Pinochet, Saddam, Ford - odchodzą kolejni "bohaterowie"
26 grudnia zmarł były prezydent Stanów Zjednoczonych Gerald Ford. Choć w czasie trwania prezydentury Forda armia USA wycofała się z Wietnamu, jednak odegrał on ponurą rolę w dziejach Timoru Wschodniego.
Według odtajnionych dokumentów z 1975 r. Ford i jego Sekretarz Stanu Henry Kissinger omawiali z dyktatorem Indonezji generałem Suharto konsekwencje planowanej inwazji armii indonezyjskiej na Timor Wschodni. Po porażce w Wietnamie administracja USA była skłonna poprzeć każdego dyktatora, byle tylko zapobiec dalszej ekspansji komunizmu w Azji Dalekowschodniej.
Gdy upadła władza kolonialna Portugalii w Timorze Wschodnim, kraj ten stał się łakomym kąskiem dla reżimu Indonezji finansowanego i zbrojonego przez USA. Generał Suharto specjalnie przełożył plany inwazji Timoru Wschodniego do czasu wizyty prezydenta Forda i Henry’ego Kissingera, aby upewnić się co do poparcia Stanów Zjednoczonych wobec planów inwazji. W korespondencji udostępnionej przez Archiwum Uniwersytetu George’a Washingtona znajdują się listy skierowane przez Forda i Kissingera do władz Indonezji, w których zawarte są zapewnienia o „zrozumieniu” administracji USA wobec planów inwazji oraz obietnica przedstawienia nadchodzących wydarzeń w pozytywnym świetle amerykańskiej opinii publicznej.
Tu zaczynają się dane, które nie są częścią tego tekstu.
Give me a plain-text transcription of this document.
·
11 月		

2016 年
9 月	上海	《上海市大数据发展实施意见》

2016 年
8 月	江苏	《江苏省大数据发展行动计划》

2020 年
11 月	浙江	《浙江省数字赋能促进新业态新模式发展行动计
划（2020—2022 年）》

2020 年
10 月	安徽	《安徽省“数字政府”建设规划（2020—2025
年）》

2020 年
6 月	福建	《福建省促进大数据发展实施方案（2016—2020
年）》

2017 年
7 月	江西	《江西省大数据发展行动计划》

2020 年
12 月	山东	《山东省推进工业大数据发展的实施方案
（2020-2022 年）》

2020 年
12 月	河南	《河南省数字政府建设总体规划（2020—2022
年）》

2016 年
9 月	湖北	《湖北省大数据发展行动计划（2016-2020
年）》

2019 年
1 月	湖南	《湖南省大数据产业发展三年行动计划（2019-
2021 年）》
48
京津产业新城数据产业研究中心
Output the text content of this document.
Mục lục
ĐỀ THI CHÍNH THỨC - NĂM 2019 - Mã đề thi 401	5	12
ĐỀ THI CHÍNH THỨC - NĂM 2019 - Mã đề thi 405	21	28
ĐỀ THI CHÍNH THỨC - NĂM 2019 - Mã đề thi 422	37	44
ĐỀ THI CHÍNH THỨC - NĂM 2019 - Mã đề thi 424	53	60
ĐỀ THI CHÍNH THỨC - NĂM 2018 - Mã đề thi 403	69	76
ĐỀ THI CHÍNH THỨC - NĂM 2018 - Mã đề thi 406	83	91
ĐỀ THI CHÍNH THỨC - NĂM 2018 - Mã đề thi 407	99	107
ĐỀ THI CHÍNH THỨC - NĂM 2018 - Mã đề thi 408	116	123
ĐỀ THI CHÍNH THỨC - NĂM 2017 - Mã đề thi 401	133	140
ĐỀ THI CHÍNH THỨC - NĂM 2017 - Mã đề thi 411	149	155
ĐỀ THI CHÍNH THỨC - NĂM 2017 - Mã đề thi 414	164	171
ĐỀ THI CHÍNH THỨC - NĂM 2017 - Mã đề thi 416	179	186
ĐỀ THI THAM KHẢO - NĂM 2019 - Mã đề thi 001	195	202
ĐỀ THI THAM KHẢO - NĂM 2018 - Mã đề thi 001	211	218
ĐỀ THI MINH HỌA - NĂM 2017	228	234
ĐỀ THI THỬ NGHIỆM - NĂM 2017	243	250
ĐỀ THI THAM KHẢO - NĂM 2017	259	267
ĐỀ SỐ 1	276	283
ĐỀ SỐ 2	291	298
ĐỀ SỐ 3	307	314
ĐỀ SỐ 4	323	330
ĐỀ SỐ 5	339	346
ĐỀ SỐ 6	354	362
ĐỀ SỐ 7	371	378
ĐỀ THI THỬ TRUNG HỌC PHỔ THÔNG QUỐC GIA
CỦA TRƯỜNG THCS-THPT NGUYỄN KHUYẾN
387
Około 20 tys. żołnierzy armii indonezyjskiej zostało wysłanych do Timoru Wschodniego w trakcie inwazji, która rozpoczęła się 7 grudnia 1975 r. Liczba ofiar zabitych w ciągu pierwszych 12 miesięcy sięgnęła ok. 100 tys. ludzi. Do 1980 r. w wyniku działań zbrojnych, głodu i chorób zginęło ok. 230 tys. mieszkańców Timoru Wschodniego.